The four basic views are:
- Table view:
A table view of the data matrix, with a color tag attached to each row
that shows its membership in partitional clusters.
Points can be selected by a mouse dragged to cover the corresponding
rows, and highlighted by changing the background color of the
rows.
- Histogram view:
A histogram plot that can be reconfigured to focus on any single
feature. This shows one-dimensional projections of the data set,
divided into a (choosable) number of groups. The groups give
a partitional structure of the data set in this subspace.

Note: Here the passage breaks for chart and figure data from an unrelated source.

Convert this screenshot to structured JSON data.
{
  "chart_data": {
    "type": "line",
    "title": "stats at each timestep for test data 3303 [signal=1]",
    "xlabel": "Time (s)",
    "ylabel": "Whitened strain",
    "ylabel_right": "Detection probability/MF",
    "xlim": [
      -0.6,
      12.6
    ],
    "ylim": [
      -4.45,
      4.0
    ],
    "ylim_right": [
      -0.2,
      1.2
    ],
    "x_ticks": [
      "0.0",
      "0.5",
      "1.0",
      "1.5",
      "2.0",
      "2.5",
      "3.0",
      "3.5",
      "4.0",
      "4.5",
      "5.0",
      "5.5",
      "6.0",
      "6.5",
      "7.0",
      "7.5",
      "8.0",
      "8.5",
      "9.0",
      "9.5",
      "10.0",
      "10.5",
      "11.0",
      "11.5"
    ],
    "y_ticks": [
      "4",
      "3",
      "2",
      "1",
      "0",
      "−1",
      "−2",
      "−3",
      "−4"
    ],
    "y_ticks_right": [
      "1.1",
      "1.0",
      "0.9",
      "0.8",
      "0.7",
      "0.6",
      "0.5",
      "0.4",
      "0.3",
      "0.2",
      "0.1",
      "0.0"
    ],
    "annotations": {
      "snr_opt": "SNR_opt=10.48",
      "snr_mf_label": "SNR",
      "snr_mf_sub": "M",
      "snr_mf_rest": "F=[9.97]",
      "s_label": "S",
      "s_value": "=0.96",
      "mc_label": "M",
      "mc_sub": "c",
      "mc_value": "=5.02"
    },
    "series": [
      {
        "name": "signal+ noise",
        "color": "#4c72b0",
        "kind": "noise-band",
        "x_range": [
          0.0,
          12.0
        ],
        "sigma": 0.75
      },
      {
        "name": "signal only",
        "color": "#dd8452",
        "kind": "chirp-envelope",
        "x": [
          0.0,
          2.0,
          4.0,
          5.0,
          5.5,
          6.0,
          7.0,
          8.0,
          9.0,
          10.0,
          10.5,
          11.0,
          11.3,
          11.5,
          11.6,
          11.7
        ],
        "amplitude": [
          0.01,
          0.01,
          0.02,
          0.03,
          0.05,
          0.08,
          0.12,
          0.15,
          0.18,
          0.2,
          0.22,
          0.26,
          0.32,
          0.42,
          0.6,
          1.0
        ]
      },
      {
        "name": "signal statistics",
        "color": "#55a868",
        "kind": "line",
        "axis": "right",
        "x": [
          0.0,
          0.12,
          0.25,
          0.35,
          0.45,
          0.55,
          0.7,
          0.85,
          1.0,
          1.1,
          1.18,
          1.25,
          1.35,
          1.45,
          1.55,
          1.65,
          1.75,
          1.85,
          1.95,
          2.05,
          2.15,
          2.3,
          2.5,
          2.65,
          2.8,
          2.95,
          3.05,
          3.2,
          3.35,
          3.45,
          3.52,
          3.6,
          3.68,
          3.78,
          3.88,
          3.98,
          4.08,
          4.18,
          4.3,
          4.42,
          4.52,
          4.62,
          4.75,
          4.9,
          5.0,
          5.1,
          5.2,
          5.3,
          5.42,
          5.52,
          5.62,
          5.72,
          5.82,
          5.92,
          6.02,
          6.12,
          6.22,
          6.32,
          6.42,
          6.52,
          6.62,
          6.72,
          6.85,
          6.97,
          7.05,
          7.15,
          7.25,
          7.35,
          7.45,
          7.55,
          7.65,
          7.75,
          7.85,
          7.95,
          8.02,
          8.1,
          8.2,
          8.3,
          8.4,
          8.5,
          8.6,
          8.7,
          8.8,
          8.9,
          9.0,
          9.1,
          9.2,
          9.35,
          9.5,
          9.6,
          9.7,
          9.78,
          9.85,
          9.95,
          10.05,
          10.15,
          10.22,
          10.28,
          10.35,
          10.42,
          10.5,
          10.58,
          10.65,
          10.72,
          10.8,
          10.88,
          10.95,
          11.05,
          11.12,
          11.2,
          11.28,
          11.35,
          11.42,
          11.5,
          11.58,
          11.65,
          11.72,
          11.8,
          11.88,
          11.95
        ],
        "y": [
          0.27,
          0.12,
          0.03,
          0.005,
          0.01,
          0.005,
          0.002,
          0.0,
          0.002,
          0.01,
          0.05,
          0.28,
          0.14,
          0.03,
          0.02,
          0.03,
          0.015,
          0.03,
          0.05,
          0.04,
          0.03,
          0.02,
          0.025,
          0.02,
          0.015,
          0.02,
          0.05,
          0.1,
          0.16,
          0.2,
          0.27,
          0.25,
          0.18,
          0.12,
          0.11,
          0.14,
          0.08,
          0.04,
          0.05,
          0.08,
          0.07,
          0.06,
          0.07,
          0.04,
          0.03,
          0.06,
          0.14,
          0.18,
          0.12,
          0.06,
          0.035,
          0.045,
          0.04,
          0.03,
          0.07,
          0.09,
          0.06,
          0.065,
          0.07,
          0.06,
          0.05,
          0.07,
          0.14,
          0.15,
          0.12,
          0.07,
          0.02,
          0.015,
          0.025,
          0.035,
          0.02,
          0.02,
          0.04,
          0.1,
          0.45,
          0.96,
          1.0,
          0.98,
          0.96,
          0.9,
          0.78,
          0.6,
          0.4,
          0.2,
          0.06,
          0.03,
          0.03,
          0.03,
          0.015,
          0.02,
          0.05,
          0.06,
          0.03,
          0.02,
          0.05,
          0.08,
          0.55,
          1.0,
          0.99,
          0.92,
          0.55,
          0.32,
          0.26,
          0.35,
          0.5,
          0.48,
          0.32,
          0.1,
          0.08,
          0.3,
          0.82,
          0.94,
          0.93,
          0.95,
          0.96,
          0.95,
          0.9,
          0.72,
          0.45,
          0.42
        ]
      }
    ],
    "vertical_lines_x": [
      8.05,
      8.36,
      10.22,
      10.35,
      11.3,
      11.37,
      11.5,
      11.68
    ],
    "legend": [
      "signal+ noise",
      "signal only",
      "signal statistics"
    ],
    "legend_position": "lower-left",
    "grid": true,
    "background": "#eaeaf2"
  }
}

One can select one or more clusters by drawing an interval with a
mouse. Partitions from other sources are shown by coloring each
bar in heights proportional to corresponding fractions of members in
each cluster. A selected subset is highlighted and can be tracked in
another subspace by reconfiguring the plot to another feature, or
broadcasted to other displays.
- Scatter plot:
A scatter plot that displays a two-dimensional projection of the
data, where the X and Y axes can be chosen to be any of the feature
dimensions. Regions in the projection plane can be selected by
drawing boxes or irregular regions with a mouse. The selected points
are highlighted and the same subset can be tracked as the plot is
reconfigured to show a different pair of features, or broadcasted to
to other plots.
- Feature vector plot:
A feature vector plot is also known as a plot of parallel coordinates or
profiles. This plot shows the projection of data on a
multi-dimensional subspace by plotting the value of every feature
against the index of that feature in the subspace. That is, a point
projected on a subspace of m dimensions as (z1, ..., zm) is
shown as a curve with nodes marked at (i,zi) for each i in [1,m].
This plot is a natural display for vectors such as a spectrum
represented as intensities in each channel, or a time series that has
values at each time step. Vectors of measurements on incomparable
scales need to be first standardized so that each component has
mean 0 and standard deviation 1. Data can be selected and
broadcasted from this plot by drawing intervals in each feature
dimension and composing unions or intersections of such intervals.
Highlights and partitions are shown by coloring the curves. The plot
can be reconfigured to show vectors in different subspaces with
selections preserved. Feature vectors are defined by format
statements "format vec vecname x1 x2 x3 ... ". The vectors of the
same name that are associated with different data entries are assumed
to share the same set of indices.
Operations on the plots
Data in every plot can be selected by mouse operations that draw
one or more boxes enclosing the selected region. This operation is
available by clicking the rectangle icon in the right tool bar.
Additional shapes such as an irregular region or Bezier curve are
applicable in scatter plots. Intersection or union of multiple
selected regions can be formed by toggling the intersection/union icon
in the right tool bar.
Some plots have choosable actions built in, such as changing the
axes, or stepping through each data entry. These actions can be
triggered by pressing the circle icons in each plot. Pressing the
solid circle triggers or stops a continuous action. Broken circles are
for one step of the action in the forward or backward direction.
Operations with selected data
Data selected from each plot can be colored, shown in isolation
in one of the four basic views, or broadcast to other plots.